Não se pode agarrar o ar, mas na queda, tenta-se. Tateia-se o nada em busca de algo que ampare, mas não há amparo possível no nada. Há apenas a sensação do nada. A angústia do nada. A perdição no vazio rodopiante em que não se sabe onde é céu ou chão. Até que vem o impacto. Doloroso choque. E tudo para num estalo que parece estrondo. Tudo vira dor e atordoamento. Clarisse caiu do segundo andar de um prédio quando tinha 15 anos. Ainda hoje tem pesadelos com as sensações da queda. Doeu muito. As dores passaram. O corpo ficou bem depois de um tempo. Mas as sensações ruins da queda ficaram na sua mente. Seu espírito, por algum motivo, até hoje cai.

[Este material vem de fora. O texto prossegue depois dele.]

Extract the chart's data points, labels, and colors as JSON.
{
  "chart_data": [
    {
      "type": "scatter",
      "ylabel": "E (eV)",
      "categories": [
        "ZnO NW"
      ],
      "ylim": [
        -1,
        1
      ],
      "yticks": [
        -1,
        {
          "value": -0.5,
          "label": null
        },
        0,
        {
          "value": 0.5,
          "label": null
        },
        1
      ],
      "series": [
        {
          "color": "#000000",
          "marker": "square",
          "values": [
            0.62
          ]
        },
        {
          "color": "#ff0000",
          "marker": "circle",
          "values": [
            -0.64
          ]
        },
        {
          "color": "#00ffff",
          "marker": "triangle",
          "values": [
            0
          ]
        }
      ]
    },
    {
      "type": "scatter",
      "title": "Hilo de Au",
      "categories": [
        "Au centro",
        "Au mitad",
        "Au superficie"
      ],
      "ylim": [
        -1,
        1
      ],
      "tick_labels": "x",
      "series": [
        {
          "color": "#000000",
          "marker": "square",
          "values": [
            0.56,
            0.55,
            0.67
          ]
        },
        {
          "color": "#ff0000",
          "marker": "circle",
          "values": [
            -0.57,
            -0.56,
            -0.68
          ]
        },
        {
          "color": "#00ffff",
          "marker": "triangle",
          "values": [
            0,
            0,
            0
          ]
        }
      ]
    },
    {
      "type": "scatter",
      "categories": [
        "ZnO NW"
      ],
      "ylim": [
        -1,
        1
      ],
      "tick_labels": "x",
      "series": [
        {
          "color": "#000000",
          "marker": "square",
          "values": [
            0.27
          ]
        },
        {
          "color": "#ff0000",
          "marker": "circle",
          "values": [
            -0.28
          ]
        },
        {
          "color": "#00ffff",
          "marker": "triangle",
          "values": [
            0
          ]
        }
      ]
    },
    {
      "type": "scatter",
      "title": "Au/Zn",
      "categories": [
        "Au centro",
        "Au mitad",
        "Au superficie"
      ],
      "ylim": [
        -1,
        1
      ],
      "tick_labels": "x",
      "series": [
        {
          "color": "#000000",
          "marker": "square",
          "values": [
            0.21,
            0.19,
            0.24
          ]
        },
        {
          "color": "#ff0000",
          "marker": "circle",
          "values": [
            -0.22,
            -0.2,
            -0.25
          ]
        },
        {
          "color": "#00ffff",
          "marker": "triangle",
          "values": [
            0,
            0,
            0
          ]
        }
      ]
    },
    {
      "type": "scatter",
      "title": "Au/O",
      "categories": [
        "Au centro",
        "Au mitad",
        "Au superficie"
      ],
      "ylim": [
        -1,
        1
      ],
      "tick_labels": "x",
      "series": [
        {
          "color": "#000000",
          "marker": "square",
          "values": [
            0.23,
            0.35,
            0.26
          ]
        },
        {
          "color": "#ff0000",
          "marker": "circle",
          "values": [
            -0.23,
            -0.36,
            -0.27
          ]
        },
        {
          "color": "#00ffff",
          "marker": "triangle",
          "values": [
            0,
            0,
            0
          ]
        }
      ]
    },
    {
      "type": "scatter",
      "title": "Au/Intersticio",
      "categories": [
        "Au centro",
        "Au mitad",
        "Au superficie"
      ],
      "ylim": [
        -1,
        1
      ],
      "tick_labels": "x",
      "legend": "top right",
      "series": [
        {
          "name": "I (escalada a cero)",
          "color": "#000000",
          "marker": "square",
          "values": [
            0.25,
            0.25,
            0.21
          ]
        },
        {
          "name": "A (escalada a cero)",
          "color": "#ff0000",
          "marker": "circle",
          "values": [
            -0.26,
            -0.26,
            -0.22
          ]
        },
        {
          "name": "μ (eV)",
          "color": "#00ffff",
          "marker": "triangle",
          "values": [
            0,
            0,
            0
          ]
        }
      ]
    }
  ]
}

Não é sempre que ela se vê acometida do que chama, na intimidade do divã do seu psicanalista, de mal da queda. A queda vem e vai, depois volta. É como um ciclo, ou um rodopio no ar. Clarisse não sabe explicar bem como ou porque acontece, como quase todo mundo, que não sabe explicar bem o que sente e seus porquês. Só sabe que sente. Só sente que sente, sem saber bem.
Mas começou a perceber um padrão na sua queda. Há gatilhos. Como se seu mal da queda começasse de um empurrão íntimo. As coisas que vê, ouve e lê sobre o mundo a empurram para o vazio de sua queda.

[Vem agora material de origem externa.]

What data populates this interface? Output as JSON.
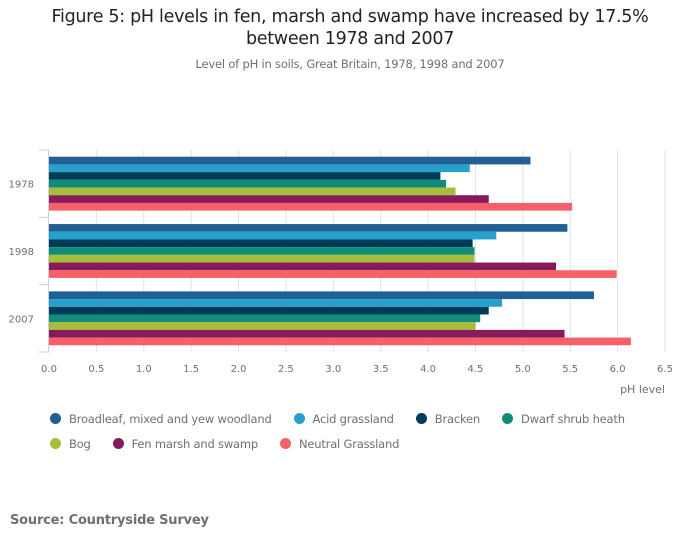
{
  "header": {
    "title_line1": "Figure 5: pH levels in fen, marsh and swamp have increased by 17.5%",
    "title_line2": "between 1978 and 2007",
    "subtitle": "Level of pH in soils, Great Britain, 1978, 1998 and 2007"
  },
  "chart_data": {
    "type": "bar",
    "orientation": "horizontal",
    "title": "Figure 5: pH levels in fen, marsh and swamp have increased by 17.5% between 1978 and 2007",
    "subtitle": "Level of pH in soils, Great Britain, 1978, 1998 and 2007",
    "xlabel": "pH level",
    "ylabel": "",
    "xlim": [
      0,
      6.5
    ],
    "x_ticks": [
      "0.0",
      "0.5",
      "1.0",
      "1.5",
      "2.0",
      "2.5",
      "3.0",
      "3.5",
      "4.0",
      "4.5",
      "5.0",
      "5.5",
      "6.0",
      "6.5"
    ],
    "grid": true,
    "legend_position": "bottom",
    "categories": [
      "1978",
      "1998",
      "2007"
    ],
    "series": [
      {
        "name": "Broadleaf, mixed and yew woodland",
        "color": "#206095",
        "values": [
          5.08,
          5.47,
          5.75
        ]
      },
      {
        "name": "Acid grassland",
        "color": "#27a0cc",
        "values": [
          4.44,
          4.72,
          4.78
        ]
      },
      {
        "name": "Bracken",
        "color": "#003c57",
        "values": [
          4.13,
          4.47,
          4.64
        ]
      },
      {
        "name": "Dwarf shrub heath",
        "color": "#118c7b",
        "values": [
          4.19,
          4.49,
          4.55
        ]
      },
      {
        "name": "Bog",
        "color": "#a8bd3a",
        "values": [
          4.29,
          4.49,
          4.5
        ]
      },
      {
        "name": "Fen marsh and swamp",
        "color": "#871a5b",
        "values": [
          4.64,
          5.35,
          5.44
        ]
      },
      {
        "name": "Neutral Grassland",
        "color": "#f66068",
        "values": [
          5.52,
          5.99,
          6.14
        ]
      }
    ]
  },
  "legend": {
    "rows": [
      [
        0,
        1,
        2,
        3
      ],
      [
        4,
        5,
        6
      ]
    ]
  },
  "source": "Source: Countryside Survey"
}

Numa manhã de terça estava bem. Dormiu muito e bem. Não caiu nos pesadelos. Acordou firme e disposta em sua cama sólida e macia. Tomou café da manhã com gosto, revezando a atenção entre comida, agenda e notícias. Foi numa notícia que vertiginou. Uma mulher bêbada abandonada à rua, na porta de casa, por motorista de aplicativo. E violentada por quem passa e encontra o corpo inerte à disposição. Pensar em mulheres vulneráveis como carne à espera do predador a lançou na queda.
Tentou agarrar-se a algo. Insistiu na leitura em busca do amparo normalmente perdido nas quedas. Topou com outro empurrão para o abismo de sua angústia. Juiz, que de alguma maneira deveria ser para as vítimas o amparo pela lei, ignora a lei, o amparo e a moral reduzindo-as às mulheres que deseja em suas fantasias de homem desejado. Às mulheres que imagina que o desejam e que imagina sua resistência a elas como prova da moral que imagina ter.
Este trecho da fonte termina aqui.